Franchissons une étape supplémentaire. Le DUT a été introduit en 1966, il y a plus de cinquante-cinq ans. La complexification des technologies nécessitait une année de formation supplémentaire. Au Diplôme Universitaire de Technologie (DUT), préparé en deux ans, a été substitué, en 2019, le Brevet Universitaire de Technologie (BUT), nécessitant trois années de formation, et ainsi désormais au niveau de la licence. Le BTS, créé encore plus tôt, en 1962, doit voir aussi rehausser son niveau. Or la question de la transformation du BTS en Bachelor professionnel, avec un cycle de formation cohérent construit sur les trois années conduisant à ce diplôme, n’est pas non plus d’actualité.
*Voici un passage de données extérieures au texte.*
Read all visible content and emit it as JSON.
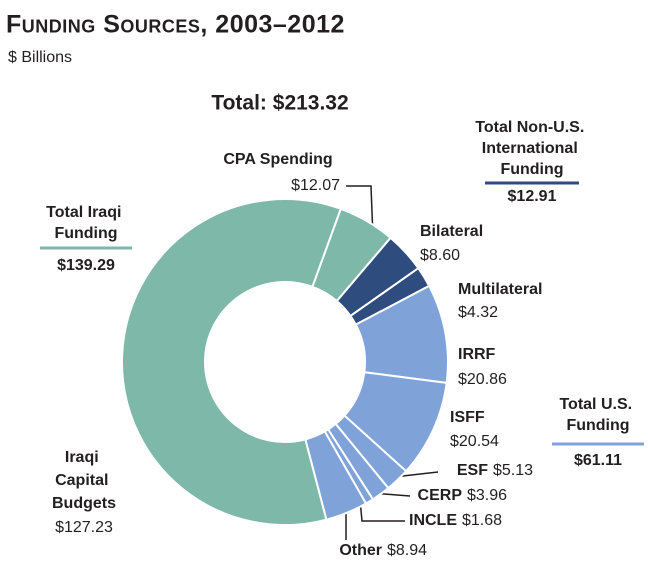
{
  "chart_data": {
    "type": "donut",
    "title": "Funding Sources, 2003–2012",
    "subtitle": "$ Billions",
    "annotations": [
      "Total: $213.32"
    ],
    "categories": [
      "CPA Spending",
      "Bilateral",
      "Multilateral",
      "IRRF",
      "ISFF",
      "ESF",
      "CERP",
      "INCLE",
      "Other",
      "Iraqi Capital Budgets"
    ],
    "values": [
      12.07,
      8.6,
      4.32,
      20.86,
      20.54,
      5.13,
      3.96,
      1.68,
      8.94,
      127.23
    ],
    "value_labels": [
      "$12.07",
      "$8.60",
      "$4.32",
      "$20.86",
      "$20.54",
      "$5.13",
      "$3.96",
      "$1.68",
      "$8.94",
      "$127.23"
    ],
    "colors": [
      "#7db8a9",
      "#2f4c7e",
      "#2f4c7e",
      "#7fa3d9",
      "#7fa3d9",
      "#7fa3d9",
      "#7fa3d9",
      "#7fa3d9",
      "#7fa3d9",
      "#7db8a9"
    ],
    "groups": [
      {
        "name": "Total Iraqi Funding",
        "value": 139.29,
        "value_label": "$139.29",
        "color": "#7db8a9"
      },
      {
        "name": "Total Non-U.S. International Funding",
        "value": 12.91,
        "value_label": "$12.91",
        "color": "#2f4c7e"
      },
      {
        "name": "Total U.S. Funding",
        "value": 61.11,
        "value_label": "$61.11",
        "color": "#7fa3d9"
      }
    ]
  }
}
Pourtant, imaginons que notre pays dispose, aujourd’hui, en se limitant au secteur industriel, en nombre suffisant, de bachelors en génie énergétique et nucléaire, en génie de l’environnement, en génie du numérique, en microtechnologies, en génie médical, en génie biologique, en génie logistique, en génie électrochimique, en maintenance industrielle….. ne s’en porterait-il pas mieux ? La « concertation » doit changer de niveau.